Having used it, daily, for the past few weeks, I can tell you that it’s a very capable device, available at a price point designed to make other phone manufacturers a little nervous.
The handset I was provided with for this review comes packing 12 GB of RAM and 256GB of storage space for $749. Models of the 7 Pro can be had with less RAM and storage, for less money. The 6GB/128GB model of the 7 Pro, for example, is available from OnePlus for $669. T-Mobile will be carrying the OnePlus, exclusively, in the United States. Maybe you can score a deal.
No matter which version you decide upon, you’ll be shipped a phone with Qualcomm’s Snapdragon 855 processor baked into it (Octa-core, 7nm, up to 2.84 GHz). For most folks, all you need to know is that this makes the phone very fast. Batch exporting images from Adobe Lightroom to my camera roll took precious little time to complete. Games like XCOM: Enemy Within and The Elder Scrolls: Blades loaded quickly and played buttery smooth. That OnePlus’ Oxygen OS—the company’s custom flavor of Android 9—is so easy to navigate adds to this feeling of speed and fluidity. I love that, like my OnePlus 6T, the 7 Pro comes packing dual-SIM card slots—a welcome perk for a fella like me that spends months at a time, in multiple nations, over the course of a single year.
The 7 Pro’s 6.67 (maybe about 6.5 inches of which is useable) curved glass QHD+ AMOLED display is absolutely gorgeous. HD movies served up from the phone’s internal storage are stunning with crisp, deep blacks and vibrant colors. Netflix, YouTube, and Amazon Prime Video users will be happy to know that the 7 Pro offers full HDR playback. You’ll find scrolling through content like Twitter or Facebook is smoother than on most handsets. This is due to the fact that the 7 Pro’s display boasts a 90Hz Refresh Rate.
I’ve never been bothered by notches in the smartphone displays I use. A lot of folks are, though. If you’re one of them, you should know that this phone’s display has no notch or camera holes distracting from its display. This is made possible by the fact that the 7 Pro comes packing a mechanical pop-up selfie camera that hides away in the phone’s chassis when not in use. I’m not crazy about moving parts in my portable electronics—it’s a point of failure waiting to happen. OnePlus argues that the selfie cam should be good for 300,000 uses before the mechanism is at risk for failure. Apply this knowledge as you see fit.

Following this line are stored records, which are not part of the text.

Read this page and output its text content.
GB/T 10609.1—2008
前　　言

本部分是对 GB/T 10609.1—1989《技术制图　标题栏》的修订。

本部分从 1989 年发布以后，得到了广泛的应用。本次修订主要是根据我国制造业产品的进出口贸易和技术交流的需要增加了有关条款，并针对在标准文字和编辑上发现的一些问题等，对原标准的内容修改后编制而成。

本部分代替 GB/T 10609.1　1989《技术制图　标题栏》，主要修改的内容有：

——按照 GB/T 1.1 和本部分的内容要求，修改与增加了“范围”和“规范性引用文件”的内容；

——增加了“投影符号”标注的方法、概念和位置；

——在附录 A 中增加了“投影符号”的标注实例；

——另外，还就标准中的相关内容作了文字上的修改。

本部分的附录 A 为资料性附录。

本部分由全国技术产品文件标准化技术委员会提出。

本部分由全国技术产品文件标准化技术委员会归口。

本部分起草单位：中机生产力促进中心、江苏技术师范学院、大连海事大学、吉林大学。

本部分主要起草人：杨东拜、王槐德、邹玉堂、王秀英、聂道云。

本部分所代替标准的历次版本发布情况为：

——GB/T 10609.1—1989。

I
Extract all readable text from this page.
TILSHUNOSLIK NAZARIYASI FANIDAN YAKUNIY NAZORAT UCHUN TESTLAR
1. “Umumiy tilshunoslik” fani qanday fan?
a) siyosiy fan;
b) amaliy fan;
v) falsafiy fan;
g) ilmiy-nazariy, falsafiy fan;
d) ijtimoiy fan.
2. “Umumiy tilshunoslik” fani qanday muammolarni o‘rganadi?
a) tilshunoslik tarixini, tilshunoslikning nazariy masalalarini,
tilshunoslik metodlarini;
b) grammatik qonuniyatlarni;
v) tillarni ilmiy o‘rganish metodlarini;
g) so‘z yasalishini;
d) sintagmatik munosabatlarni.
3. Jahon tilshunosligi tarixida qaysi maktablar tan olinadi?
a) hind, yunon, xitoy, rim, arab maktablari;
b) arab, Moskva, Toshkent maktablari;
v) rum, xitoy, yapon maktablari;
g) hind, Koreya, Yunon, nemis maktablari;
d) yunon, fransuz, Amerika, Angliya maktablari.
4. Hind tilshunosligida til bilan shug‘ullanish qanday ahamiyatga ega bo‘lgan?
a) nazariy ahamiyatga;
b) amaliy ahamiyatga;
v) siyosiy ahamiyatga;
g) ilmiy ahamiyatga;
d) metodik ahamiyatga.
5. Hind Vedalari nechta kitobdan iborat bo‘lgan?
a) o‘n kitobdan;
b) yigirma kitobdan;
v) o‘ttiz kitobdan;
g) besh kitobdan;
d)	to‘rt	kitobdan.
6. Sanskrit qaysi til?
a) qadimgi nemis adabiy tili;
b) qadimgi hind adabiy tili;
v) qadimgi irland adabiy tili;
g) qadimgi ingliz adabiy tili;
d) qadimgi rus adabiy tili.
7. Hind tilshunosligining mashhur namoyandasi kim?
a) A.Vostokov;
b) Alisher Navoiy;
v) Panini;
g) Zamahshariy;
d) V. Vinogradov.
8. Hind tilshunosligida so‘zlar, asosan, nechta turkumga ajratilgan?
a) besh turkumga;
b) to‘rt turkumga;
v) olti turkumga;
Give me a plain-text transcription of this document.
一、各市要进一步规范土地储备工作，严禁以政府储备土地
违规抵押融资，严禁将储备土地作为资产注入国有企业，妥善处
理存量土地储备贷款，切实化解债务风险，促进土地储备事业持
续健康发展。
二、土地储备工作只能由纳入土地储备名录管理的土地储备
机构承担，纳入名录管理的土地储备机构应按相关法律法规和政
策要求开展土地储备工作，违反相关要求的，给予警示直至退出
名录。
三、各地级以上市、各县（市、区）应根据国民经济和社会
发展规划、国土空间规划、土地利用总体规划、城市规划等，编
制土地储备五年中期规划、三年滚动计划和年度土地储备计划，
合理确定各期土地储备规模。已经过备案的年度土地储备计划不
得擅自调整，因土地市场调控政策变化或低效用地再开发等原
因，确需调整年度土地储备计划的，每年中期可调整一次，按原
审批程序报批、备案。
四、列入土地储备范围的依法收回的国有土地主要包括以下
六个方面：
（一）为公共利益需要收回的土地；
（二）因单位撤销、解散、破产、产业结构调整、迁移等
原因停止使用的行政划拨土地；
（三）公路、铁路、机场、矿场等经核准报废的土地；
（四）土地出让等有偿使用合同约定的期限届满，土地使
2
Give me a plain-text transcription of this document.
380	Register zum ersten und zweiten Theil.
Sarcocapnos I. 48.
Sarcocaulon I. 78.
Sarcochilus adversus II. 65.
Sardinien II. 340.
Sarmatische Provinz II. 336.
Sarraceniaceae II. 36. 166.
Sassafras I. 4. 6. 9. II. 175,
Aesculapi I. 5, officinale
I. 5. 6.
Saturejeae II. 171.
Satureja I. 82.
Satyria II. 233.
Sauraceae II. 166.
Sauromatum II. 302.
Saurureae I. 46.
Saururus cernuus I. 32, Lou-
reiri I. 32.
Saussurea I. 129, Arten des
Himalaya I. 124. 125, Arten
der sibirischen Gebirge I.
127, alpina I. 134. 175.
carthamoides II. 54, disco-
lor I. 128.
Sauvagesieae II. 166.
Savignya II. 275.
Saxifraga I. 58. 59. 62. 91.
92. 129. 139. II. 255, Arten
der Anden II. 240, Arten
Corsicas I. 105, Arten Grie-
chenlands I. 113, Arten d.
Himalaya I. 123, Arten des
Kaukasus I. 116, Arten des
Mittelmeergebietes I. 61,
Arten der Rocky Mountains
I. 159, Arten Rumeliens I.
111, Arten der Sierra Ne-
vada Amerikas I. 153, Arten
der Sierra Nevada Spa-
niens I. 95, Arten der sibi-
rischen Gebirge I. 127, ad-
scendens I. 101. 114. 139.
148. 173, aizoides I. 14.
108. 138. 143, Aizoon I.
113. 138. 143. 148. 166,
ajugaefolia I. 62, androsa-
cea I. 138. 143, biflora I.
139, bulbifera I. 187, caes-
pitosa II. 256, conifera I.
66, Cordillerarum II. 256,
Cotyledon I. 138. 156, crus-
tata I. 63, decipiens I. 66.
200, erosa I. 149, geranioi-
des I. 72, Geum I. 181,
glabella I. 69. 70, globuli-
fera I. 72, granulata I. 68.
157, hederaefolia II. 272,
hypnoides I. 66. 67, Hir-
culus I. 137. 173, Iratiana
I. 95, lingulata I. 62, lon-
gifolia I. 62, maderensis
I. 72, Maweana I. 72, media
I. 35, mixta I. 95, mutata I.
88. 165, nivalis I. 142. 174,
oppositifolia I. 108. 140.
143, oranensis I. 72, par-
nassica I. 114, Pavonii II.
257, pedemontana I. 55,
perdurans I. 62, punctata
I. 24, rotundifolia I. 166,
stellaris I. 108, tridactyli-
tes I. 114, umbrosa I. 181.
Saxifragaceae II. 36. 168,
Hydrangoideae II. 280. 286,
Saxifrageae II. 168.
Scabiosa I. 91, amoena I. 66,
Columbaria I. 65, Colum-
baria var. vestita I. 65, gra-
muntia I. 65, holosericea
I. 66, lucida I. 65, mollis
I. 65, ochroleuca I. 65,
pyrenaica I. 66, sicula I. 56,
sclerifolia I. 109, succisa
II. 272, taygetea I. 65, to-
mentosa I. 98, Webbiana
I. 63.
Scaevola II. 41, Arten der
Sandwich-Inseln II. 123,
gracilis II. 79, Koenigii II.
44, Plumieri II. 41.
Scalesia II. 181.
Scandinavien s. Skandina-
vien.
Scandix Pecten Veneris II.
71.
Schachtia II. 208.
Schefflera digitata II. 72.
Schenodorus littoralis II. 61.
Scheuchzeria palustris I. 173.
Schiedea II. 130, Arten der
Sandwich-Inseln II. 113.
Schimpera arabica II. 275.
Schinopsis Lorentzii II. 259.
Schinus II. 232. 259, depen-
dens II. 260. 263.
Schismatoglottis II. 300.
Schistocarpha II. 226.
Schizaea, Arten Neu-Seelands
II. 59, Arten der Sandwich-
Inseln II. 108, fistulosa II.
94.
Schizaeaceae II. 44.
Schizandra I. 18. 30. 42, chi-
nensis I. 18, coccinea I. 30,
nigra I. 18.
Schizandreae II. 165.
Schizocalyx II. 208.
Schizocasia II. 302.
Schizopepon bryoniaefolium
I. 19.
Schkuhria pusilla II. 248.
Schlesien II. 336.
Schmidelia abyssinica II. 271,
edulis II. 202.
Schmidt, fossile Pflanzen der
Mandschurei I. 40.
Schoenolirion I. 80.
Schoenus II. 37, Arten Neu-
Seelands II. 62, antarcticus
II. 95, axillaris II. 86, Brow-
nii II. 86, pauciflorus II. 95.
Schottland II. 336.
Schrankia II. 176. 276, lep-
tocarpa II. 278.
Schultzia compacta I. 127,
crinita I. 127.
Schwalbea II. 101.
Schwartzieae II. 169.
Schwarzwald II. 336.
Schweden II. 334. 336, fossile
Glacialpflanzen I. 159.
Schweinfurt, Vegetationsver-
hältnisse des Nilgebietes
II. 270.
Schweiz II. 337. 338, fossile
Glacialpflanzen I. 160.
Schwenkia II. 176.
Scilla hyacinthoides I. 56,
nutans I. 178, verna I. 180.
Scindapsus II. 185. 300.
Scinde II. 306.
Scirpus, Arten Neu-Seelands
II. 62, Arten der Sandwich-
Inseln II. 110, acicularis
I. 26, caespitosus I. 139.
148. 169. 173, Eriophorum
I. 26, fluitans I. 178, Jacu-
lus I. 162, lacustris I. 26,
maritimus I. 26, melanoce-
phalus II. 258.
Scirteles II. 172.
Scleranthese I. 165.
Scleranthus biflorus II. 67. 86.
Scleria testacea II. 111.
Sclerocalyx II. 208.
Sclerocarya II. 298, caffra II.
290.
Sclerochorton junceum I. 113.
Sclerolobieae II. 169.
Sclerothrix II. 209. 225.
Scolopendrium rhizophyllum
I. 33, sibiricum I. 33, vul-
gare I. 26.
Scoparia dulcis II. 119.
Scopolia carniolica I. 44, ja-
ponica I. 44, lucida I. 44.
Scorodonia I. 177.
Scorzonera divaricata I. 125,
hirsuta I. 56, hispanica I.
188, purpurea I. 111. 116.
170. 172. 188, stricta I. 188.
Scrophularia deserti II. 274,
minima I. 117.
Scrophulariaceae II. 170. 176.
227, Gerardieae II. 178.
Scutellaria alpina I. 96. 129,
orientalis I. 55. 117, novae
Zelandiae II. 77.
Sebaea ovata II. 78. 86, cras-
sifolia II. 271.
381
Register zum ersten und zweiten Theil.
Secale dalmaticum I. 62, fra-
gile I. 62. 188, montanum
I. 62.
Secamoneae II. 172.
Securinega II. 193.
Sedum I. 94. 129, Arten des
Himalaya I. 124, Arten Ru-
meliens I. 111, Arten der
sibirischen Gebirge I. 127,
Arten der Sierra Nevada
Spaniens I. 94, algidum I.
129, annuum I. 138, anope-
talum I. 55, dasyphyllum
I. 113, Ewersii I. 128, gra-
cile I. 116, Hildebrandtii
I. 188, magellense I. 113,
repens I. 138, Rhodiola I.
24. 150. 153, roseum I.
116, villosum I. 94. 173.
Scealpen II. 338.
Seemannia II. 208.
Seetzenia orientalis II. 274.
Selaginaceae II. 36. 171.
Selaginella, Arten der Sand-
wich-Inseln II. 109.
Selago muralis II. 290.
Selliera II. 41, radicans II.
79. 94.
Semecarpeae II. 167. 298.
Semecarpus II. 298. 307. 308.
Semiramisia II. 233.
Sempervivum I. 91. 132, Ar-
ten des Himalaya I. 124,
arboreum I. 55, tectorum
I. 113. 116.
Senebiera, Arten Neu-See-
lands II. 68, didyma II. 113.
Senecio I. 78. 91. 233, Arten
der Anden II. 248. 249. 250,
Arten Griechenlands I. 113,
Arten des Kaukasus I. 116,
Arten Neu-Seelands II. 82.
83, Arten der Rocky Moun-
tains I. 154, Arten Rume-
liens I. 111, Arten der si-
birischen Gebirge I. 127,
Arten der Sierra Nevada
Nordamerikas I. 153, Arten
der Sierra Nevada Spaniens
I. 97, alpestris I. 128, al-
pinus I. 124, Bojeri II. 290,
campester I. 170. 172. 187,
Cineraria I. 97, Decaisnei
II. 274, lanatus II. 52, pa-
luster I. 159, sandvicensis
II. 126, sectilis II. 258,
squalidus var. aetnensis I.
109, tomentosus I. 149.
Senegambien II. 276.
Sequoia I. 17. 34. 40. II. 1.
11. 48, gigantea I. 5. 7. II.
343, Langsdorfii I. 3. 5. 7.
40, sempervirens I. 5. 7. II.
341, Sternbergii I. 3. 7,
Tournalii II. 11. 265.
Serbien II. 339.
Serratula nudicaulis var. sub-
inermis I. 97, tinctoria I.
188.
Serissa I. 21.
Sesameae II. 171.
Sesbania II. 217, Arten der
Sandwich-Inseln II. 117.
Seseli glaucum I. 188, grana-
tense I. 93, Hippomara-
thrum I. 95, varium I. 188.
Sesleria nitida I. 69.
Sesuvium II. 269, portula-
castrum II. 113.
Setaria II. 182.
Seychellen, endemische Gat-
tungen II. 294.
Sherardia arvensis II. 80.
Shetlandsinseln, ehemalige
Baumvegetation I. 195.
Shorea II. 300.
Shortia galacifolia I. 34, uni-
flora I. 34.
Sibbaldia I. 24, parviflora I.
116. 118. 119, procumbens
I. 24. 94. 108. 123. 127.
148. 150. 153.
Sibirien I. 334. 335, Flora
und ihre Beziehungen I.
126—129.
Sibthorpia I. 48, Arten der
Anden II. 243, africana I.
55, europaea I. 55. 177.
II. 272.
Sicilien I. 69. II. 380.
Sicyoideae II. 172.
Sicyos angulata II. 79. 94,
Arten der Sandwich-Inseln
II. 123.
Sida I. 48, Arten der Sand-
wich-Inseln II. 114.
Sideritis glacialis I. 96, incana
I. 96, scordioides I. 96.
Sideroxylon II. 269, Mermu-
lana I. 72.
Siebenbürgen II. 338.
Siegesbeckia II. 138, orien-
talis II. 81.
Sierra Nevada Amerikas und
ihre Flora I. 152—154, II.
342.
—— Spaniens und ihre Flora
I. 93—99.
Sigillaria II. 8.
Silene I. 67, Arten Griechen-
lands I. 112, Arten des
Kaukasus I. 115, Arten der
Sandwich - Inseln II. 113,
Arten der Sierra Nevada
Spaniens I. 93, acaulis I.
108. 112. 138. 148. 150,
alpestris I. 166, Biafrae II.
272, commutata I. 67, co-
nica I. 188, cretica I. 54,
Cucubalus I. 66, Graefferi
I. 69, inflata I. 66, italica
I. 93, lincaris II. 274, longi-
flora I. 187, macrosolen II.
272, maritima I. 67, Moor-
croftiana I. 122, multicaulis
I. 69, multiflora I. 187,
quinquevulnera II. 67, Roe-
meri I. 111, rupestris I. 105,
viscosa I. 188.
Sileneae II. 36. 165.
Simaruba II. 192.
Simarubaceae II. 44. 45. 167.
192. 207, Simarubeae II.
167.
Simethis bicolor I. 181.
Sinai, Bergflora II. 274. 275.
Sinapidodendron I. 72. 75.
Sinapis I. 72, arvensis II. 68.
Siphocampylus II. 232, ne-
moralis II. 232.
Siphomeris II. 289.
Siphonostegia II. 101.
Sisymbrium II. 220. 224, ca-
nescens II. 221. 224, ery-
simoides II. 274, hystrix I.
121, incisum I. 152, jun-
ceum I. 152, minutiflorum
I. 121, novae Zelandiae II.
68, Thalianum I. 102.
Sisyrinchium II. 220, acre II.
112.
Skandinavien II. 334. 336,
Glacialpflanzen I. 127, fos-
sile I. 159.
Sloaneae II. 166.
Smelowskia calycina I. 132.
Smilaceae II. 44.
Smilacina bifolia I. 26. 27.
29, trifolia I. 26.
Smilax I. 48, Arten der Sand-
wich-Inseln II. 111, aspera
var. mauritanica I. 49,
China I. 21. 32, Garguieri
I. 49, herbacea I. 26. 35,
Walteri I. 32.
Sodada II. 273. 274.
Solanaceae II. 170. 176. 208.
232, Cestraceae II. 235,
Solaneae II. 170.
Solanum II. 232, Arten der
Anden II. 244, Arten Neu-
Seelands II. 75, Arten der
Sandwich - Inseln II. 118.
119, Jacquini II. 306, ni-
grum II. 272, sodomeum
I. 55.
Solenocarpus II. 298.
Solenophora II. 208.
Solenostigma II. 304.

As I mentioned earlier, my OnePlus 6T’s camera wasn’t great, for a handset released in 2018. OnePlus attempted to smooth the camera’s janky edges out with a number of software updates and had some success. But the handset’s photos still couldn’t hold a candle to the images that my three-year-old iPhone 7 Plus was capable of producing. With the 7 Pro, OnePlus has stuck the photographic landing, for the most part.
While its 48-megapixel (which is set to capture 12-megapixel images) rear sensor can’t hold a candle to the Huawei P30 Pro’s Leica optics or the software wizardry that makes the camera in Google’s latest crop of Pixel handsets shine, it does offer a very respectable point-and-shoot photographic experience.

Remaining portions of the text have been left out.